John Henry Williams took control. He made business decisions for his father and kept him on a steady schedule of signing baseball memorabilia, a practice those who knew the ailing star said was motivated by money.
The son also ultimately decided that his father's body should be sent to an Arizona lab to be frozen, a decision that has prompted a feud with his half sister over what to do with the body of the last man to bat .400.
Bobby-Jo Williams Ferrell, 54, says her father wanted to be cremated and have his ashes sprinkled over the Florida Keys. She says her 33-year-old half brother intends to somehow make a profit by putting their father in the deep freeze. A death certificate filed Friday, a week after his death, confirms that Williams' body was moved out of state.

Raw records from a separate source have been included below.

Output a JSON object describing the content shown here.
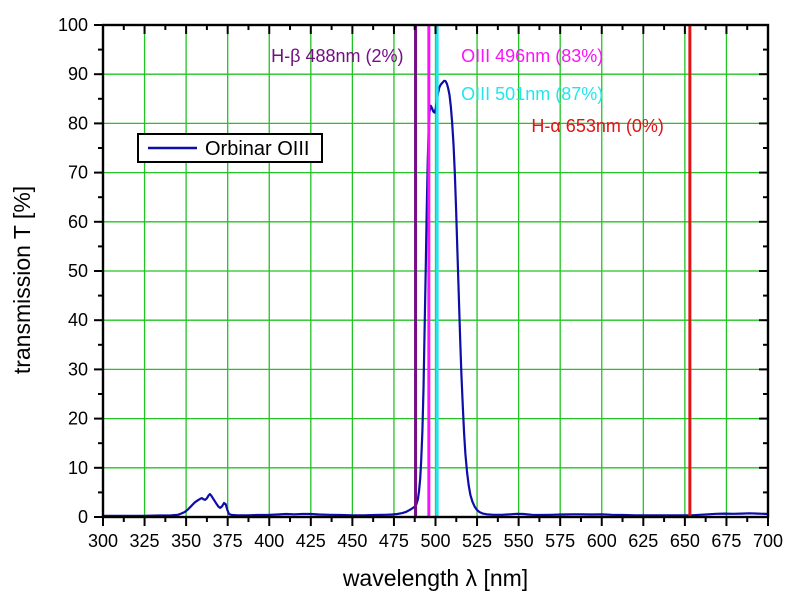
{
  "chart_data": {
    "type": "line",
    "title": "",
    "xlabel": "wavelength λ [nm]",
    "ylabel": "transmission T [%]",
    "xlim": [
      300,
      700
    ],
    "ylim": [
      0,
      100
    ],
    "x_major_step": 25,
    "x_minor_step": 12.5,
    "y_major_step": 10,
    "y_minor_step": 5,
    "grid": true,
    "x_tick_labels": [
      "300",
      "325",
      "350",
      "375",
      "400",
      "425",
      "450",
      "475",
      "500",
      "525",
      "550",
      "575",
      "600",
      "625",
      "650",
      "675",
      "700"
    ],
    "y_tick_labels": [
      "0",
      "10",
      "20",
      "30",
      "40",
      "50",
      "60",
      "70",
      "80",
      "90",
      "100"
    ],
    "colors": {
      "background": "#ffffff",
      "grid": "#22c322",
      "axis": "#000000",
      "curve": "#0d0da8",
      "tick_text": "#000000"
    },
    "legend": {
      "position": "upper-left-inside",
      "entries": [
        {
          "label": "Orbinar OIII",
          "color": "#0d0da8"
        }
      ]
    },
    "series": [
      {
        "name": "Orbinar OIII",
        "color": "#0d0da8",
        "points": [
          [
            300,
            0.25
          ],
          [
            312,
            0.25
          ],
          [
            324,
            0.25
          ],
          [
            334,
            0.3
          ],
          [
            341,
            0.35
          ],
          [
            345,
            0.45
          ],
          [
            347,
            0.7
          ],
          [
            349,
            1.0
          ],
          [
            351,
            1.5
          ],
          [
            353,
            2.2
          ],
          [
            355,
            2.9
          ],
          [
            357,
            3.4
          ],
          [
            358.5,
            3.7
          ],
          [
            359.5,
            3.85
          ],
          [
            360.5,
            3.6
          ],
          [
            361.5,
            3.5
          ],
          [
            362.5,
            3.8
          ],
          [
            363.5,
            4.4
          ],
          [
            364.3,
            4.65
          ],
          [
            365.2,
            4.3
          ],
          [
            366.5,
            3.6
          ],
          [
            368,
            2.8
          ],
          [
            369.5,
            2.1
          ],
          [
            370.5,
            1.85
          ],
          [
            371.6,
            2.15
          ],
          [
            372.8,
            2.85
          ],
          [
            373.8,
            2.6
          ],
          [
            374.8,
            1.4
          ],
          [
            375.8,
            0.6
          ],
          [
            377.5,
            0.4
          ],
          [
            381,
            0.35
          ],
          [
            387,
            0.35
          ],
          [
            393,
            0.4
          ],
          [
            399,
            0.4
          ],
          [
            405,
            0.5
          ],
          [
            410,
            0.6
          ],
          [
            415,
            0.55
          ],
          [
            420,
            0.6
          ],
          [
            425,
            0.6
          ],
          [
            430,
            0.5
          ],
          [
            436,
            0.45
          ],
          [
            443,
            0.4
          ],
          [
            450,
            0.35
          ],
          [
            457,
            0.35
          ],
          [
            464,
            0.4
          ],
          [
            470,
            0.45
          ],
          [
            474,
            0.5
          ],
          [
            477,
            0.6
          ],
          [
            480,
            0.8
          ],
          [
            482,
            1.0
          ],
          [
            484,
            1.35
          ],
          [
            486,
            1.75
          ],
          [
            487.5,
            2.1
          ],
          [
            488.5,
            2.6
          ],
          [
            489.4,
            3.6
          ],
          [
            490.1,
            5.2
          ],
          [
            490.8,
            7.8
          ],
          [
            491.4,
            11.5
          ],
          [
            492.1,
            17.5
          ],
          [
            492.8,
            26
          ],
          [
            493.4,
            37
          ],
          [
            494.1,
            50
          ],
          [
            494.7,
            62
          ],
          [
            495.3,
            72
          ],
          [
            495.9,
            79
          ],
          [
            496.4,
            82.3
          ],
          [
            497.1,
            83.6
          ],
          [
            497.9,
            83.1
          ],
          [
            498.7,
            82.4
          ],
          [
            499.5,
            82.2
          ],
          [
            500.2,
            83.1
          ],
          [
            500.8,
            84.6
          ],
          [
            501.5,
            86.1
          ],
          [
            502.3,
            87.3
          ],
          [
            503.2,
            87.9
          ],
          [
            504.2,
            88.3
          ],
          [
            505.2,
            88.65
          ],
          [
            506,
            88.6
          ],
          [
            506.8,
            88.1
          ],
          [
            507.6,
            87.2
          ],
          [
            508.4,
            85.8
          ],
          [
            509.2,
            83.5
          ],
          [
            510,
            80.3
          ],
          [
            510.8,
            75.8
          ],
          [
            511.6,
            70
          ],
          [
            512.4,
            62.5
          ],
          [
            513.2,
            54
          ],
          [
            514,
            45
          ],
          [
            514.8,
            36.5
          ],
          [
            515.6,
            29
          ],
          [
            516.4,
            22.5
          ],
          [
            517.2,
            17
          ],
          [
            518,
            12.8
          ],
          [
            519,
            9
          ],
          [
            520,
            6.3
          ],
          [
            521,
            4.5
          ],
          [
            522.2,
            3.1
          ],
          [
            523.6,
            2.1
          ],
          [
            525,
            1.4
          ],
          [
            526.5,
            1.0
          ],
          [
            528.5,
            0.7
          ],
          [
            531,
            0.55
          ],
          [
            535,
            0.45
          ],
          [
            540,
            0.45
          ],
          [
            545,
            0.55
          ],
          [
            549,
            0.65
          ],
          [
            553,
            0.6
          ],
          [
            558,
            0.45
          ],
          [
            564,
            0.4
          ],
          [
            570,
            0.45
          ],
          [
            576,
            0.5
          ],
          [
            582,
            0.55
          ],
          [
            588,
            0.55
          ],
          [
            594,
            0.5
          ],
          [
            600,
            0.55
          ],
          [
            606,
            0.45
          ],
          [
            613,
            0.4
          ],
          [
            620,
            0.35
          ],
          [
            629,
            0.35
          ],
          [
            638,
            0.35
          ],
          [
            647,
            0.35
          ],
          [
            654,
            0.35
          ],
          [
            659,
            0.45
          ],
          [
            664,
            0.55
          ],
          [
            669,
            0.65
          ],
          [
            674,
            0.7
          ],
          [
            679,
            0.65
          ],
          [
            684,
            0.7
          ],
          [
            689,
            0.75
          ],
          [
            694,
            0.7
          ],
          [
            700,
            0.6
          ]
        ]
      }
    ],
    "annotations": [
      {
        "type": "vline",
        "x": 488,
        "line_color": "#750d84",
        "label": "H-β 488nm (2%)"
      },
      {
        "type": "vline",
        "x": 496,
        "line_color": "#fb12fb",
        "label": "OIII 496nm (83%)"
      },
      {
        "type": "vline",
        "x": 501,
        "line_color": "#22e6ee",
        "label": "OIII 501nm (87%)"
      },
      {
        "type": "vline",
        "x": 653,
        "line_color": "#e01414",
        "label": "H-α 653nm (0%)"
      }
    ]
  }
}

Attorneys for Ted Williams' estate will ask a Florida court to decide the matter when a will is filed, as early as Monday. A third sibling, Claudia, is said to have sided with her brother.
John Henry Williams' relationship with his father was complex — at times loving, at other times tense, according to interviews with former Williams employees. It was a relationship that started with Ted Williams having little presence in his son's childhood and ended with his son being in almost total control of his father's life.
"He took over Ted's business affairs, his household affairs and he just became the boss," said Kay Munday, 68, who managed Williams' household from 1989 to 1995. "I would ask Ted something and he would say, `Let John Henry handle it,' and I would have to go through John Henry."
John Henry Williams saw little of his father after his parents divorced when he was 4. He grew up in Massachusetts and attended school in Maine.
He became part of Ted Williams' life in the early 1990s after the slugger's romantic companion, Louise Kauffman, died.
"I think, maybe, when he grew up, and they got together, Ted was trying to make up for the lost years," Munday said. "Before that, Louise was kind of an intermediary between John Henry and Ted."
Once he was in control of his father's life, John Henry Williams kept Ted Williams busy autographing baseballs, bats and shirts, said Jack Gard, 59, who worked as a health aide to Ted Williams between 1998 and 2000.
"His son tried to be there every morning," Gard said. "He would call me and say, `Is Dad out of bed yet? We're going to do some signing. Get him ready."'
The signing of memorabilia was a constant activity, Munday said.
"Sign, sign, sign. They would do it for hours at a time until the man was so tired he couldn't write anymore," she said. "He pushed and pushed his dad to do all this stuff and of course it was for money. The ultimate thing was money."
There were times that Ted Williams got angry and refused to sign anything.
"John Henry would storm out of the house," said Gard, who was fired by John Henry after the son accused him of trying to sell Ted Williams memorabilia.
Gard said John Henry Williams installed video cameras inside the house to make sure employees didn't take memorabilia.
Four years ago, an employee reported John Henry Williams to the Department of Children & Families over the way he was treating his father, but investigators found nothing wrong.
Neither John Henry Williams nor his attorney returned calls seeking comment for this story.
At one point, John Henry Williams sued Claudia Williams for selling autographed bats Ted Williams had given her. Ferrell said her half-brother cut her off from her father last year after she wouldn't go along with the cryonics plan.
Court records — and the actions of the younger Williams — show that he attempted for years to make money on the legacy of his father.
His Internet company, Hitter Inc., filed for bankruptcy in 2000 after losing $65,300 in 1997, $858,630 in 1998 and $2.5 million in 1999, according to court records filed in U.S. Bankruptcy Court in Orlando. A reorganization plan was approved last December.
Over the past several years, Hitter and another company, Green Diamond Sports Inc., have been subjected to liens from the IRS totaling $233,000.
Last year, a company sued John Henry Williams for failing to pay more than $122,500 for leased equipment. In addition, SunTrust Bank sued him this year for defaulting on a $570,000 loan for Hitter and failing to pay back more than $9,000 in credit card debt.
Ted Williams lost several hundred thousand dollars in an investment account he put up as collateral for the loan when the bank liquidated it, according to state court records.
At the 1999 All-Star game at Fenway Park in Boston, John Henry Williams had his father wear a T-shirt and hat advertising his business during a nationally televised ceremony honoring baseball's greatest players.
John Henry Williams was a no-show at this week's All-Star game in Milwaukee, where Ted Williams' life was remembered by fans.
"Ted could never see anything wrong in what John Henry was doing," Munday said. "He always had faith in him for one reason or another."